A maioria de meus amigos e família no Brasil têm a ideia de que eu detesto o meus país natal sob todas as formas. Isso não é verdade. Como bom “carioca”, eu amei a minha cidade natal enquanto vivi no Brasil. Nascido em 1944, parti em 1967 para não mais regressar. Destes 23 anos guardo muito boas recordações e quero acabar, de uma vez por todas, com esta ideia preconcebida que me é atribuida.
O Rio de Janeiro, visto de cima, a bordo de uma aeronave, por exemplo, é talvez a mais bela cidade que existe. As baías de contornos graciosos, as montanhas com a vegetação luxuriante da Mata Atlântica, as ilhas, o mar azul e as praias de areia fina e branca, o Pão de Açúcar, o Corcovado com o Cristo de braços abertos como para dar as boas-vindas aos visitantes, tudo isso é esplendoroso e surpreendente. Uma vez, vinda do Canadá, onde habitávamos na ocasião, minha esposa relatou que ao sobrevoar o Rio, todos os passageiros da aeronave bateram palmas, emocionados.

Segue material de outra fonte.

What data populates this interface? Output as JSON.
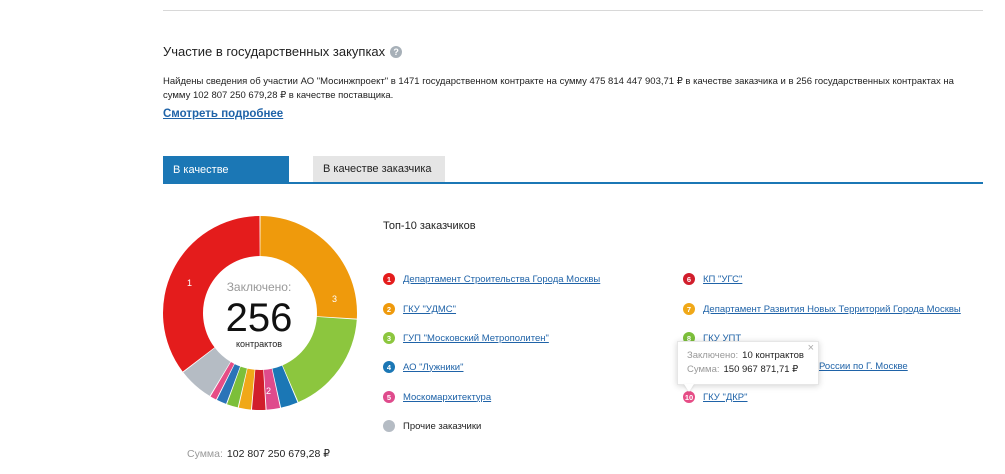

Esta beleza incomparável deu origem ao apelido bem merecido de "Cidade Maravilhosa". O carioca, brincalhão como ninguém, conta numa anedota que Deus passou 6 dias para criar o Rio de Janeiro. Um anjo, confuso em ver o Senhor tão ocupado num só lugar e com somente um dia restante para acabar a criação do mundo, perguntou respeitosamente: "Senhor, não é injusto passar tanto tempo criando este lugar maravilhoso, enquanto que ainda existe o resto do mundo para acabar e povoar?". Deus respondeu calmamente ao anjo: "Não te preocupes, meu filho. Verás depois, para compensar, que tipo de gente eu vou colocar neste lugar de sonho...". De uma certa maneira, esta anedota representa o que eu sempre senti a respeito do lugar onde nasci: se amei a cidade, tive - e ainda tenho - muitas restrições ao caráter e hábitos de seus moradores.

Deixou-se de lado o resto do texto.